Chemellia / AtomicGraphNets.jl

Atomic graph models for molecules and crystals in Julia
MIT License
61 stars 10 forks source link

Make DEQ layer usable #37

Open rkurchin opened 3 years ago

rkurchin commented 3 years ago

We merged it in because it technically works, but forward pass is 80-90 minutes and backwards is several hours...would be awesome to get this to a point where it can actually be used. I'm not totally clear what is needed to make this happen.

Also because of aforementioned slowness there are no layer tests for it right now, so that should eventually be addressed too...

ChrisRackauckas commented 3 years ago

Yup I'll copy over the discussion on that:

That said, the DEQ algorithm as done right now is memory efficient but not compute efficient. I have some ideas, a few mentioned but not detailed in the original paper and a few not mentioned, which would drastically decrease the compute times.

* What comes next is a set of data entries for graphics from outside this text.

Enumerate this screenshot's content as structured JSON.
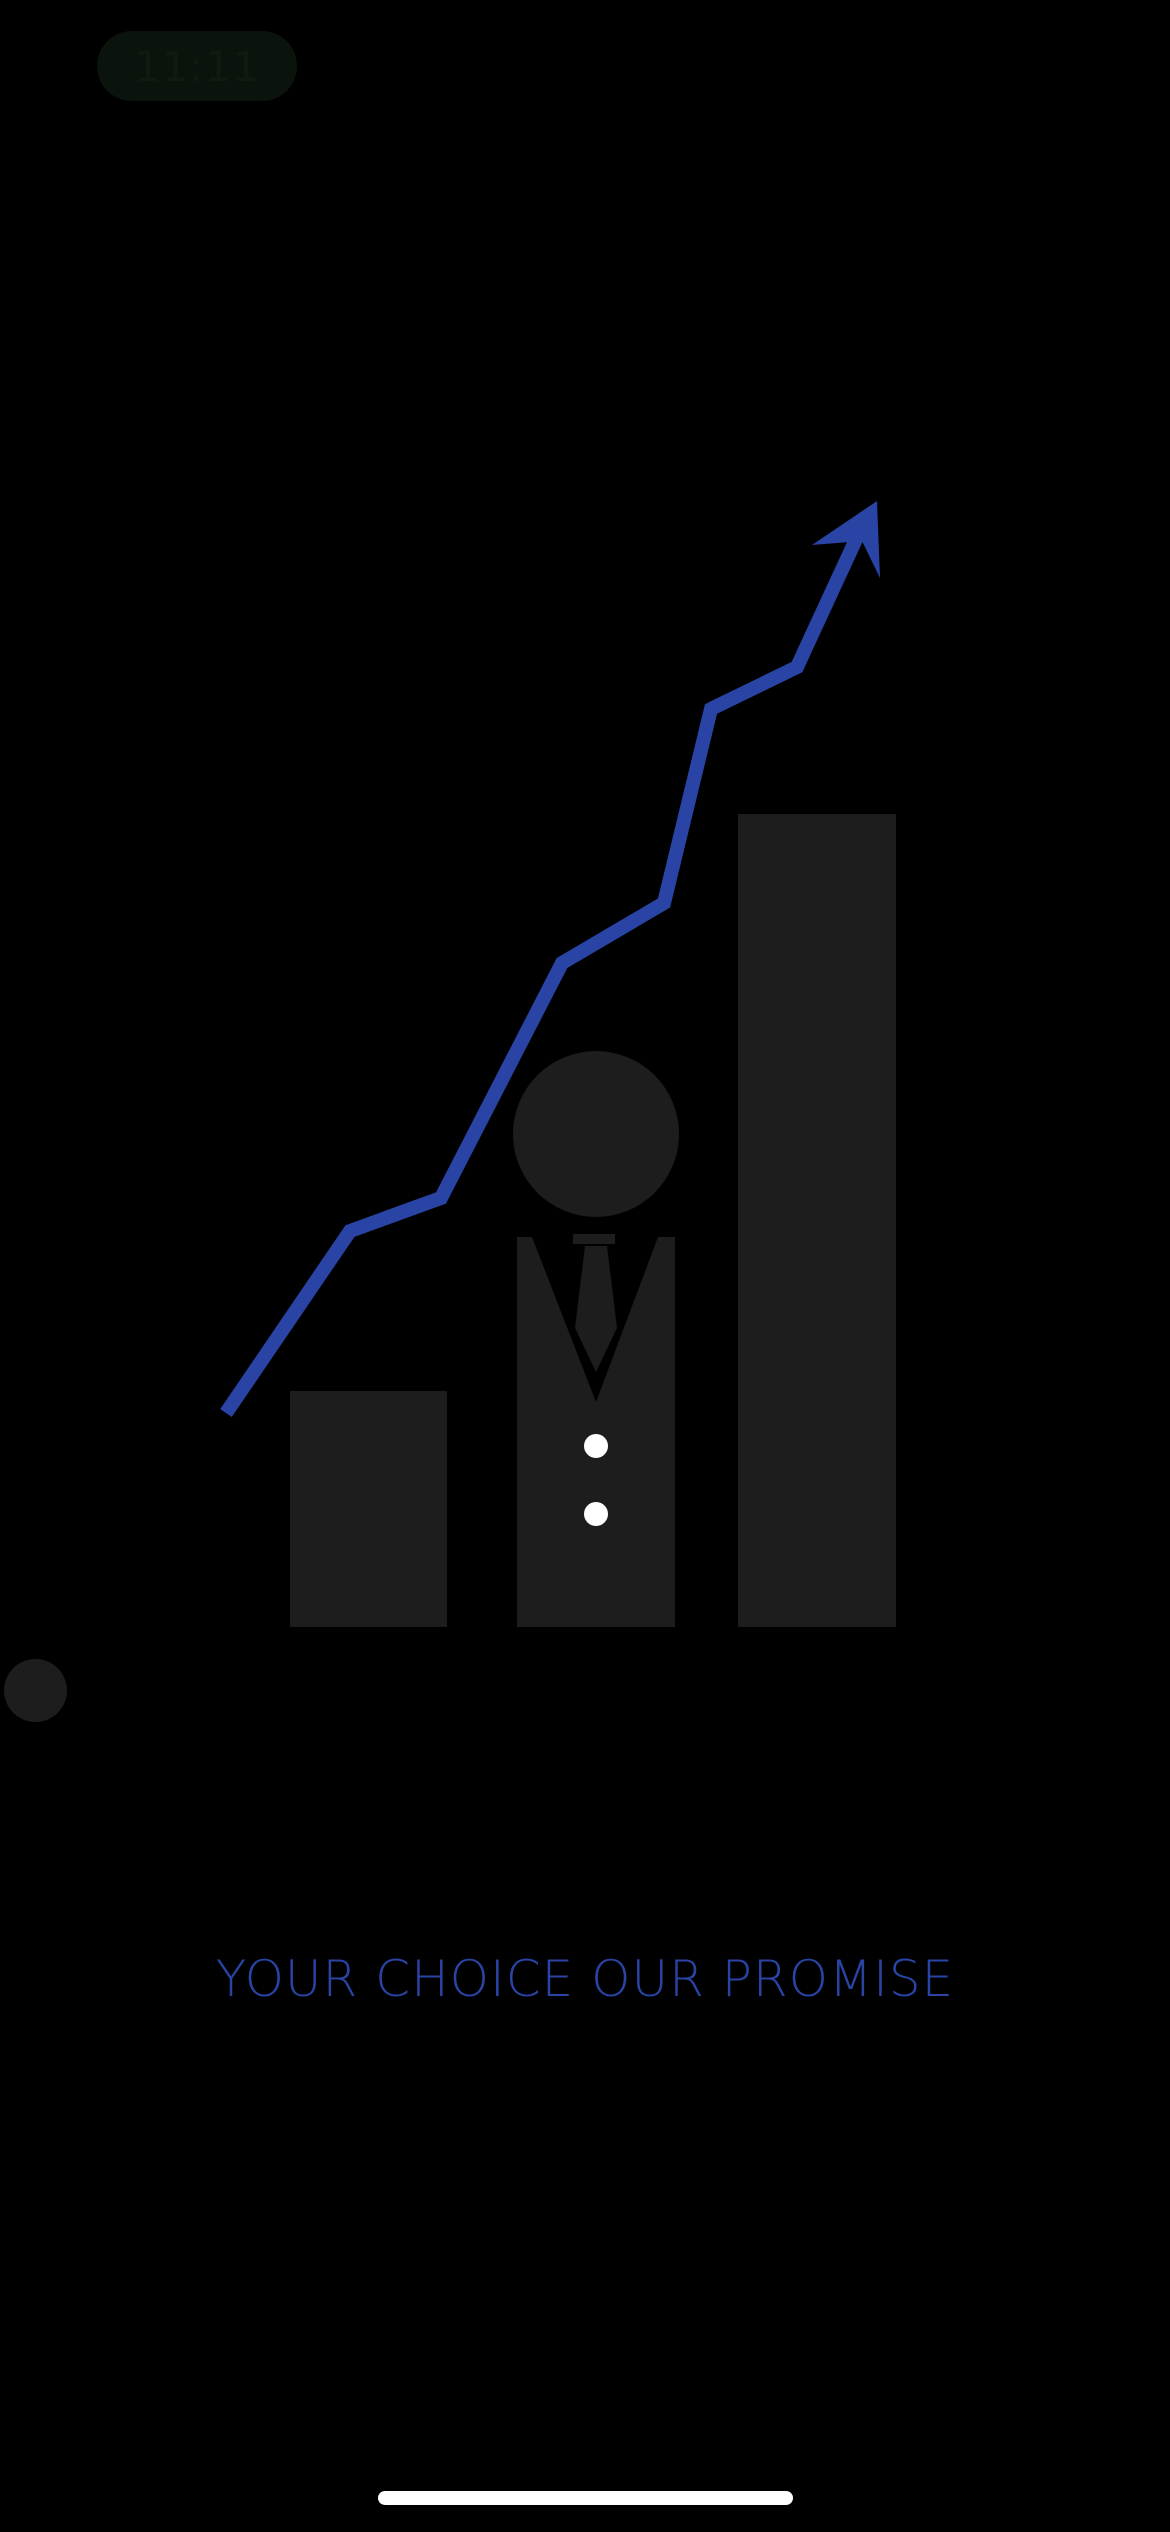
{
  "status_bar": {
    "time": "11:11"
  },
  "splash": {
    "tagline": "YOUR CHOICE OUR PROMISE",
    "logo_icon": "growth-chart-businessman-logo"
  },
  "colors": {
    "background": "#000000",
    "accent_blue": "#2a44a6",
    "bar_gray": "#1c1d1c",
    "button_white": "#ffffff"
  }
}
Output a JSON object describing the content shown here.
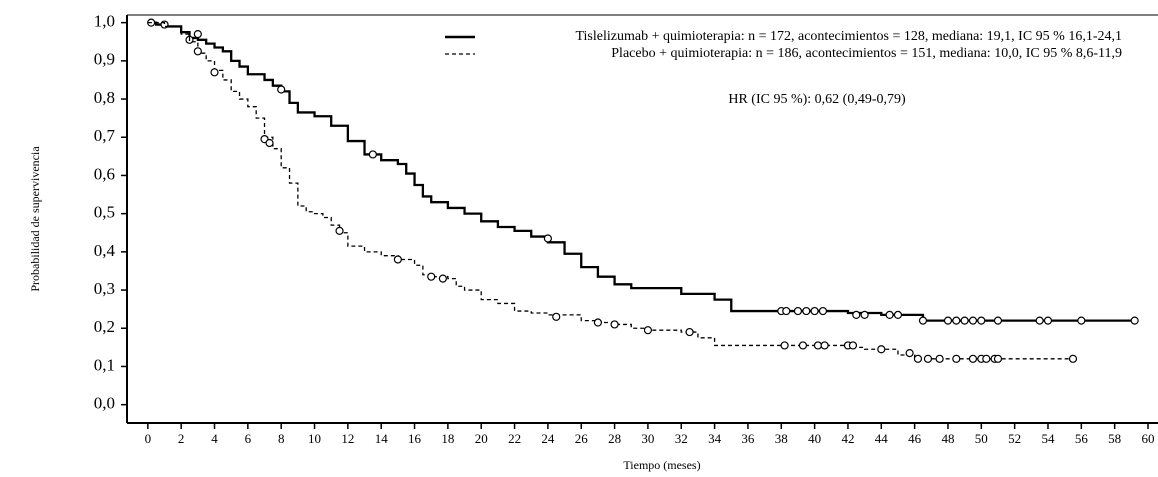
{
  "chart_data": {
    "type": "step",
    "xlabel": "Tiempo (meses)",
    "ylabel": "Probabilidad de supervivencia",
    "annotation": "HR (IC 95 %): 0,62 (0,49-0,79)",
    "xlim": [
      -1.25,
      60.6
    ],
    "ylim": [
      -0.048,
      1.02
    ],
    "xticks": [
      0,
      2,
      4,
      6,
      8,
      10,
      12,
      14,
      16,
      18,
      20,
      22,
      24,
      26,
      28,
      30,
      32,
      34,
      36,
      38,
      40,
      42,
      44,
      46,
      48,
      50,
      52,
      54,
      56,
      58,
      60
    ],
    "yticks": [
      {
        "value": 0,
        "label": "0,0"
      },
      {
        "value": 0.1,
        "label": "0,1"
      },
      {
        "value": 0.2,
        "label": "0,2"
      },
      {
        "value": 0.3,
        "label": "0,3"
      },
      {
        "value": 0.4,
        "label": "0,4"
      },
      {
        "value": 0.5,
        "label": "0,5"
      },
      {
        "value": 0.6,
        "label": "0,6"
      },
      {
        "value": 0.7,
        "label": "0,7"
      },
      {
        "value": 0.8,
        "label": "0,8"
      },
      {
        "value": 0.9,
        "label": "0,9"
      },
      {
        "value": 1,
        "label": "1,0"
      }
    ],
    "series": [
      {
        "name": "Tislelizumab + quimioterapia: n = 172, acontecimientos = 128, mediana: 19,1, IC 95 % 16,1-24,1",
        "color": "#000000",
        "dash": "solid",
        "x": [
          0,
          0.5,
          1,
          2,
          2.5,
          3,
          3.5,
          4,
          4.5,
          5,
          5.5,
          6,
          7,
          7.5,
          8,
          8.5,
          9,
          10,
          11,
          12,
          13,
          14,
          15,
          15.5,
          16,
          16.5,
          17,
          18,
          19,
          20,
          21,
          22,
          23,
          24,
          25,
          26,
          27,
          28,
          29,
          30,
          32,
          34,
          35,
          40,
          42,
          44,
          46.5,
          59.2
        ],
        "values": [
          1.0,
          0.995,
          0.99,
          0.975,
          0.96,
          0.955,
          0.945,
          0.935,
          0.925,
          0.9,
          0.885,
          0.865,
          0.85,
          0.835,
          0.82,
          0.79,
          0.765,
          0.755,
          0.73,
          0.69,
          0.655,
          0.64,
          0.63,
          0.605,
          0.575,
          0.545,
          0.53,
          0.515,
          0.5,
          0.48,
          0.465,
          0.455,
          0.44,
          0.425,
          0.395,
          0.36,
          0.335,
          0.315,
          0.305,
          0.305,
          0.29,
          0.275,
          0.245,
          0.245,
          0.24,
          0.235,
          0.22,
          0.22
        ],
        "censor_x": [
          0.2,
          1,
          2.5,
          3,
          8,
          13.5,
          24,
          38,
          38.3,
          39,
          39.5,
          40,
          40.5,
          42.5,
          43,
          44.5,
          45,
          46.5,
          48,
          48.5,
          49,
          49.5,
          50,
          51,
          53.5,
          54,
          56,
          59.2
        ],
        "censor_values": [
          1.0,
          0.995,
          0.955,
          0.97,
          0.825,
          0.655,
          0.435,
          0.245,
          0.245,
          0.245,
          0.245,
          0.245,
          0.245,
          0.235,
          0.235,
          0.235,
          0.235,
          0.22,
          0.22,
          0.22,
          0.22,
          0.22,
          0.22,
          0.22,
          0.22,
          0.22,
          0.22,
          0.22
        ]
      },
      {
        "name": "Placebo + quimioterapia: n = 186, acontecimientos = 151, mediana: 10,0, IC 95 % 8,6-11,9",
        "color": "#000000",
        "dash": "dashed",
        "x": [
          0,
          1,
          2,
          2.5,
          3,
          3.5,
          4,
          4.5,
          5,
          5.5,
          6,
          6.5,
          7,
          7.5,
          8,
          8.5,
          9,
          9.5,
          10,
          10.5,
          11,
          11.5,
          12,
          13,
          14,
          15,
          16,
          16.5,
          17,
          18,
          18.5,
          19,
          20,
          21,
          22,
          23,
          24,
          26,
          27,
          28,
          29,
          30,
          32,
          33,
          34,
          42,
          43,
          45,
          46,
          55.5
        ],
        "values": [
          1.0,
          0.99,
          0.97,
          0.95,
          0.92,
          0.9,
          0.875,
          0.85,
          0.82,
          0.8,
          0.78,
          0.75,
          0.7,
          0.67,
          0.62,
          0.58,
          0.52,
          0.505,
          0.5,
          0.49,
          0.47,
          0.45,
          0.415,
          0.4,
          0.39,
          0.38,
          0.365,
          0.34,
          0.335,
          0.33,
          0.31,
          0.3,
          0.275,
          0.265,
          0.245,
          0.24,
          0.235,
          0.22,
          0.215,
          0.21,
          0.2,
          0.195,
          0.19,
          0.175,
          0.155,
          0.15,
          0.145,
          0.13,
          0.12,
          0.12
        ],
        "censor_x": [
          3,
          4,
          7,
          7.3,
          11.5,
          15,
          17,
          17.7,
          24.5,
          27,
          28,
          30,
          32.5,
          38.2,
          39.3,
          40.2,
          40.6,
          42,
          42.3,
          44,
          45.7,
          46.2,
          46.8,
          47.5,
          48.5,
          49.5,
          50,
          50.3,
          50.8,
          51,
          55.5
        ],
        "censor_values": [
          0.925,
          0.87,
          0.695,
          0.685,
          0.455,
          0.38,
          0.335,
          0.33,
          0.23,
          0.215,
          0.21,
          0.195,
          0.19,
          0.155,
          0.155,
          0.155,
          0.155,
          0.155,
          0.155,
          0.145,
          0.135,
          0.12,
          0.12,
          0.12,
          0.12,
          0.12,
          0.12,
          0.12,
          0.12,
          0.12,
          0.12
        ]
      }
    ]
  }
}
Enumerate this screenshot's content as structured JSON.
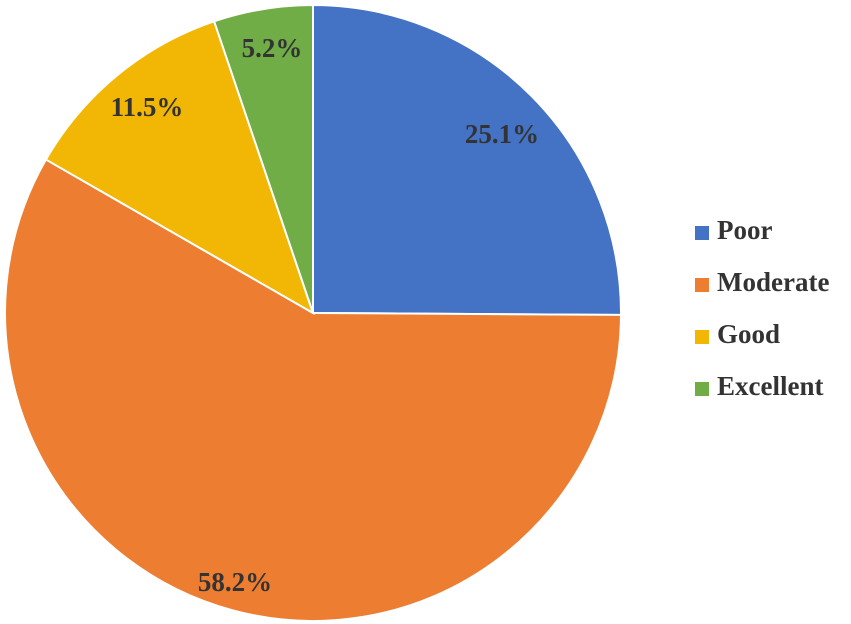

One thing I found interesting was that Newton methods were by far the most efficient for the forward pass. You can see the ruminants of how to use Anderson acceleration: that was a no. And DynamicSS was also a big no, both taking around 5,000 seconds for a forward pass vs 1,800 of Newton. Probably quasi-Newton would be best to avoid the LU costs: the LU was by far the dominant cost.

For the reverse pass the autodiff = false is a bit of a red herring: even with true it's direct construction of the Jacobian and inversion. Numerical vs forward diff wouldn't reduce the computational complexity there. From the paper and the Python code (10) isn't a great way to do it because it makes a ton of assumptions which are violated by our minibatching. What they mention as (11) which is also described in the ODE section of https://youtu.be/KCTfPyVIxpc (and you can see the adjoint of a nonlinear solve, i.e. what is also derived in the DEQ paper but is a much older result. Best source is SGJ's teaching materials: https://math.mit.edu/~stevenj/18.336/adjoint.pdf) is that the nonlinear solve can be done via a Krylov subspace method. Specifically, instead of doing that Newton solve directly, we can use the vjp of f in a GMRES to handle that much more effectively. But I'll leave that for another time.

My general assessment is that, as is, this method is very memory efficient but not compute efficient, but there is a pretty major change that can be done to improve the training performance which I'll see if I can take up as a research project. But at least this is "usable" now.